Non appena ho visto il volantino che annunciava un’escursione serale sulla neve sotto la luna piena, ho preso la decisione di partecipare. Era una cosa da fare, una piccola avventura da vivere. C’è sempre una prima volta nelle cose, ed in genere è anche quella più emozionante. Ho cullato l’attesa della serata per due settimane, preparativi mentali per le cose da fare e quelle che avrei potuto fare.
Luna piena, in montagna, un dislivello di 600 metri da affrontare, cosa desiderare di meglio?. Le previsioni meteo sino ad una settimana fa segnalavano cielo sereno, quindi luna e firmamento puntellato di stelle. Ma si sa, le previsioni sono solo previsioni, poi madre natura segue le sue strade.

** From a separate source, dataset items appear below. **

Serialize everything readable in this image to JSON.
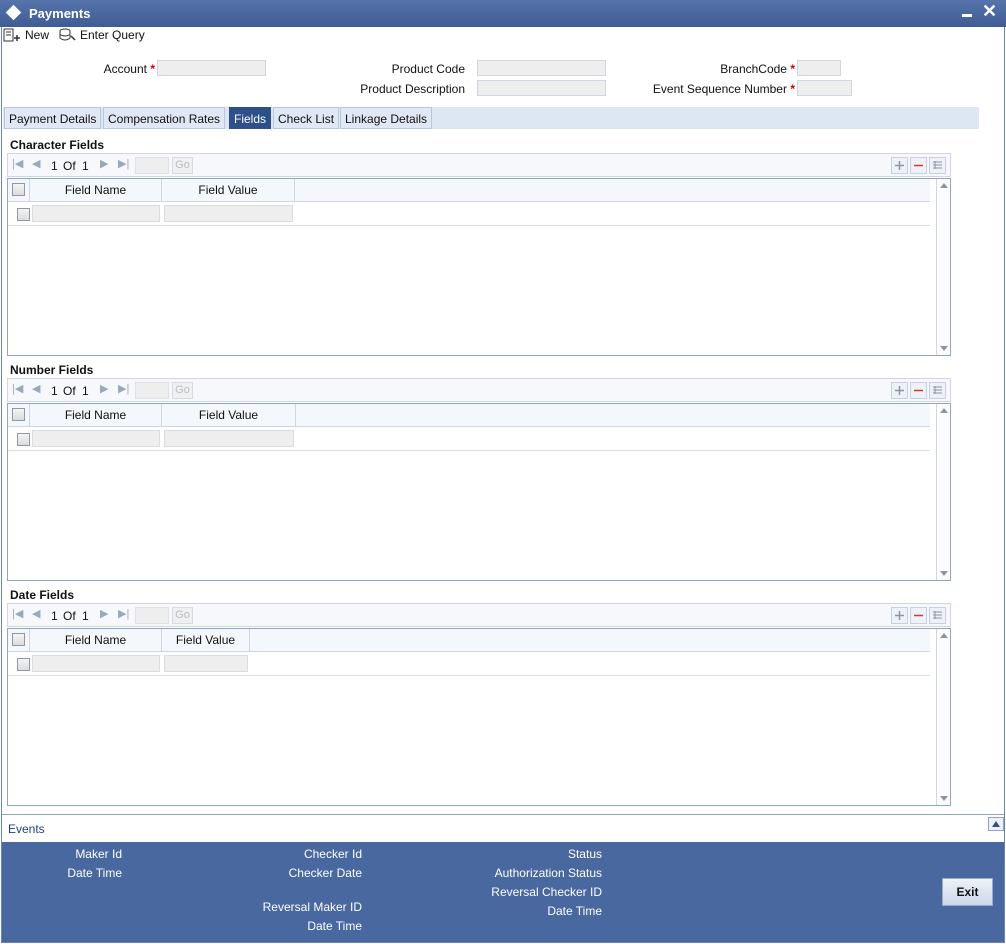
{
  "window": {
    "title": "Payments"
  },
  "toolbar": {
    "new_label": "New",
    "enter_query_label": "Enter Query"
  },
  "header": {
    "account_label": "Account",
    "product_code_label": "Product Code",
    "product_description_label": "Product Description",
    "branch_code_label": "BranchCode",
    "event_seq_label": "Event Sequence Number",
    "required_mark": "*"
  },
  "tabs": [
    {
      "label": "Payment Details"
    },
    {
      "label": "Compensation Rates"
    },
    {
      "label": "Fields",
      "active": true
    },
    {
      "label": "Check List"
    },
    {
      "label": "Linkage Details"
    }
  ],
  "sections": {
    "character": {
      "title": "Character Fields",
      "page": "1",
      "of": "Of",
      "total": "1",
      "go": "Go",
      "col_name": "Field Name",
      "col_value": "Field Value"
    },
    "number": {
      "title": "Number Fields",
      "page": "1",
      "of": "Of",
      "total": "1",
      "go": "Go",
      "col_name": "Field Name",
      "col_value": "Field Value"
    },
    "date": {
      "title": "Date Fields",
      "page": "1",
      "of": "Of",
      "total": "1",
      "go": "Go",
      "col_name": "Field Name",
      "col_value": "Field Value"
    }
  },
  "events": {
    "label": "Events"
  },
  "footer": {
    "maker_id": "Maker Id",
    "date_time": "Date Time",
    "checker_id": "Checker Id",
    "checker_date": "Checker Date",
    "reversal_maker_id": "Reversal Maker ID",
    "date_time_2": "Date Time",
    "status": "Status",
    "authorization_status": "Authorization Status",
    "reversal_checker_id": "Reversal Checker ID",
    "date_time_3": "Date Time",
    "exit_label": "Exit"
  },
  "colors": {
    "title_bar": "#3f5c95",
    "active_tab": "#2d4f8a",
    "footer": "#48689f"
  }
}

La sera prima lo zaino era già pronto, poche cose indispensabili: un ricambio di biancheria, una camicia di pile, frutta secca, cioccolato, acqua e poi due pesi rivelatisi inutili: macchina fotografica e cavalletto tripode. La sera prima della partenza ho avuto quella febbre che si ha quando si è ragazzini e si parte per avventurose escursioni studiate sulla carta, ho preso sonno pregustando la serata del giorno dopo, tanta era la voglia di avventura. Al mattino nel bagagliaio dell’auto c’era già tutto: zaino, bastoncini e scarponi, in una borsa tutto il ricambio per la serata, perchè non avrei avuto il tempo per passare da casa a cambiarmi per poi andare all’appuntamento, tanto meno potevo andare al lavoro con gli abiti della festa: salopette impermeabile, camicia e giubbino di pile, giacca a vento e guanti, quindi cambio d’abito prima di uscire da lavoro. Fuori tanta neve, in pianura ne viene giù parecchia ma ormai l’idea di andare su sino a Spiazzi di Gromo è più radicata della neve che cade. Poco più di un’ora d’auto e le ciaspole vengono fissate ai piedi. La macchina fotografica con tutti i suoi automatismi risponde male. Qualsiasi impostazione adottata non consente uno scatto equilibrato: manca la luce ed io detesto il flash, la leggera nebbia presente crea un riverbero che offusca i fiocchi che cadono, i tempi di posa lunghi non consentono riprese stabili, 3200 ISO non bastano per ridurre i tempi sotto il secondo. Andrà peggio dopo l’arrivo al rifugio Vodala: la differenza di temperatura tra l’esterno (-10) e l’interno (22 e oltre) fa appannare le lenti dell’obiettivo: ecco l’inutilità di portare l’armamentario appresso. Ma la serata resta indimenticabile. Salire lungo la pista è stato per me faticoso, vuoi l’altezza (tra i 1200 e i 1800 mt), vuoi la ripidita della salita e anche una giornata di lavoro alle spalle, dopo un’ora di marcia ho cominciato a contare i passi. ogni 20/25 passi 15/20 secondi di sosta, anche dopo, una volta dentro il bosco di conifere, il sentiero con i suoi tornantini taglia gambe ha mi ha mantenuto il passo rallentato. Poi una volta su al Vodala, il caldo, il cibo, l’ambiente umano han fatto dimenticare in fretta la fatica. Ambiente umano che dopo la salita affronta la discesa con mezzi diversi: dallo sci (a cui vengono staccate le pelli utili in salita) allo slittino e snowbord portati a spalla, oltre a chi come me è saluto e torna giù con i racchettoni ai piedi.
Un unico rammarico non aver portato una macchina fotografica più duttile, che si adattasse bene al clima non subendo l’effetto delle temperature sulle lenti e sugli specchi: ma ci sarà una ptrossima volta, è stato troppo bello per non ricominciare.